The Greek Cypriot community fears that Turkey, using the Turkish Cypriot community as a bridgehead, will attempt on e day to expand and occupy the whole of Cyprus of its own purposes. The Turkish Cypriots on the other hand fear that the Greek Cypriots, being the majority on the island, will one day dominate it, turn the Turkish Cypriots into an oppressed minority, and create a second Greek state which will unite with Greece. It makes no difference if these fears are reasonable or unreasonable. We must accept that they exist. And how are these concerns dealt with? They are dealt with by the Treaty of Guarantee as it stands.
Are they dealt with by the presence of increased Greek and Turkish forces or troops in Cyprus? The answer is no. Cyprus must be demilitarized. And demilitarization is not as Mr. Denktash means it, which is that Greece and Turkey will have an army on the island and not the Federal Republic of Cyprus. This would not be demilitarization but the subjugation of Cyprus and its transformation from an independent state into a protectorate.

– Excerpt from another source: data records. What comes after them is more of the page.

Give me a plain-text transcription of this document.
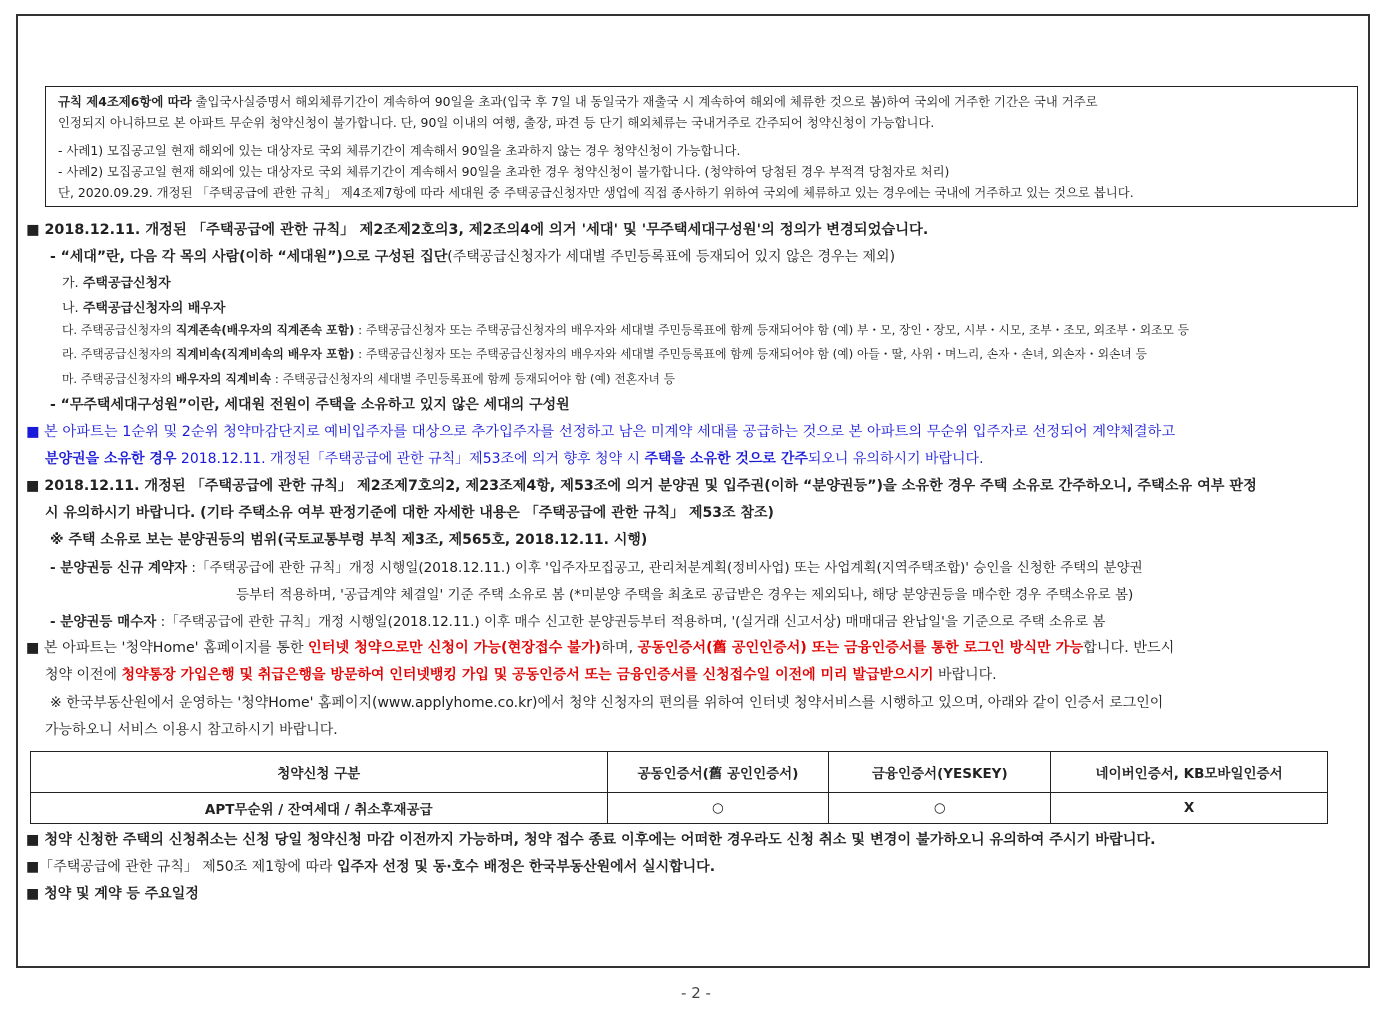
규칙 제4조제6항에 따라 출입국사실증명서 해외체류기간이 계속하여 90일을 초과(입국 후 7일 내 동일국가 재출국 시 계속하여 해외에 체류한 것으로 봄)하여 국외에 거주한 기간은 국내 거주로

인정되지 아니하므로 본 아파트 무순위 청약신청이 불가합니다. 단, 90일 이내의 여행, 출장, 파견 등 단기 해외체류는 국내거주로 간주되어 청약신청이 가능합니다.

- 사례1) 모집공고일 현재 해외에 있는 대상자로 국외 체류기간이 계속해서 90일을 초과하지 않는 경우 청약신청이 가능합니다.

- 사례2) 모집공고일 현재 해외에 있는 대상자로 국외 체류기간이 계속해서 90일을 초과한 경우 청약신청이 불가합니다. (청약하여 당첨된 경우 부적격 당첨자로 처리)

단, 2020.09.29. 개정된 「주택공급에 관한 규칙」 제4조제7항에 따라 세대원 중 주택공급신청자만 생업에 직접 종사하기 위하여 국외에 체류하고 있는 경우에는 국내에 거주하고 있는 것으로 봅니다.

■ 2018.12.11. 개정된 「주택공급에 관한 규칙」 제2조제2호의3, 제2조의4에 의거 '세대' 및 '무주택세대구성원'의 정의가 변경되었습니다.
- “세대”란, 다음 각 목의 사람(이하 “세대원”)으로 구성된 집단(주택공급신청자가 세대별 주민등록표에 등재되어 있지 않은 경우는 제외)
가. 주택공급신청자
나. 주택공급신청자의 배우자
다. 주택공급신청자의 직계존속(배우자의 직계존속 포함) : 주택공급신청자 또는 주택공급신청자의 배우자와 세대별 주민등록표에 함께 등재되어야 함 (예) 부・모, 장인・장모, 시부・시모, 조부・조모, 외조부・외조모 등
라. 주택공급신청자의 직계비속(직계비속의 배우자 포함) : 주택공급신청자 또는 주택공급신청자의 배우자와 세대별 주민등록표에 함께 등재되어야 함 (예) 아들・딸, 사위・며느리, 손자・손녀, 외손자・외손녀 등
마. 주택공급신청자의 배우자의 직계비속 : 주택공급신청자의 세대별 주민등록표에 함께 등재되어야 함 (예) 전혼자녀 등
- “무주택세대구성원”이란, 세대원 전원이 주택을 소유하고 있지 않은 세대의 구성원
■ 본 아파트는 1순위 및 2순위 청약마감단지로 예비입주자를 대상으로 추가입주자를 선정하고 남은 미계약 세대를 공급하는 것으로 본 아파트의 무순위 입주자로 선정되어 계약체결하고
분양권을 소유한 경우 2018.12.11. 개정된「주택공급에 관한 규칙」제53조에 의거 향후 청약 시 주택을 소유한 것으로 간주되오니 유의하시기 바랍니다.
■ 2018.12.11. 개정된 「주택공급에 관한 규칙」 제2조제7호의2, 제23조제4항, 제53조에 의거 분양권 및 입주권(이하 “분양권등”)을 소유한 경우 주택 소유로 간주하오니, 주택소유 여부 판정
시 유의하시기 바랍니다. (기타 주택소유 여부 판정기준에 대한 자세한 내용은 「주택공급에 관한 규칙」 제53조 참조)
※ 주택 소유로 보는 분양권등의 범위(국토교통부령 부칙 제3조, 제565호, 2018.12.11. 시행)
- 분양권등 신규 계약자 :「주택공급에 관한 규칙」개정 시행일(2018.12.11.) 이후 '입주자모집공고, 관리처분계획(정비사업) 또는 사업계획(지역주택조합)' 승인을 신청한 주택의 분양권
등부터 적용하며, '공급계약 체결일' 기준 주택 소유로 봄 (*미분양 주택을 최초로 공급받은 경우는 제외되나, 해당 분양권등을 매수한 경우 주택소유로 봄)
- 분양권등 매수자 :「주택공급에 관한 규칙」개정 시행일(2018.12.11.) 이후 매수 신고한 분양권등부터 적용하며, '(실거래 신고서상) 매매대금 완납일'을 기준으로 주택 소유로 봄
■ 본 아파트는 '청약Home' 홈페이지를 통한 인터넷 청약으로만 신청이 가능(현장접수 불가)하며, 공동인증서(舊 공인인증서) 또는 금융인증서를 통한 로그인 방식만 가능합니다. 반드시
청약 이전에 청약통장 가입은행 및 취급은행을 방문하여 인터넷뱅킹 가입 및 공동인증서 또는 금융인증서를 신청접수일 이전에 미리 발급받으시기 바랍니다.
※ 한국부동산원에서 운영하는 '청약Home' 홈페이지(www.applyhome.co.kr)에서 청약 신청자의 편의를 위하여 인터넷 청약서비스를 시행하고 있으며, 아래와 같이 인증서 로그인이
가능하오니 서비스 이용시 참고하시기 바랍니다.
청약신청 구분	공동인증서(舊 공인인증서)	금융인증서(YESKEY)	네이버인증서, KB모바일인증서
APT무순위 / 잔여세대 / 취소후재공급	○	○	X
■ 청약 신청한 주택의 신청취소는 신청 당일 청약신청 마감 이전까지 가능하며, 청약 접수 종료 이후에는 어떠한 경우라도 신청 취소 및 변경이 불가하오니 유의하여 주시기 바랍니다.
■「주택공급에 관한 규칙」 제50조 제1항에 따라 입주자 선정 및 동·호수 배정은 한국부동산원에서 실시합니다.
■ 청약 및 계약 등 주요일정
- 2 -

The answer is that, recognizing that this strong fear exists, an international force must be stationed in Cyprus for a certain period of time, which I shall not define, with a mandate from the UN Security Council and the right to intervene automatically if either of the two communities jeopardizes by illegal actions the independence and territorial integrity of Cyprus, or threatens the other community, or by illegal actions tires to violate what has been agreed. This force must replace any Greek or Turkish military presence and must draw its authority from the Security Council mandate. One could say that on his point the two communities can rest assured.
But experience has also shown that it is natural for any tension in Cyprus to spill over into Greece and Turkey since these countries are guarantor powers. Instead of it being confined to Cyprus and tackled with it will become a national issue between these two states.
However, I believe our accession to the European Union will overcome this problem too because any tension can be resolved in a wider context extending beyond Greek - Turkish relations, that is within the context of the European Union.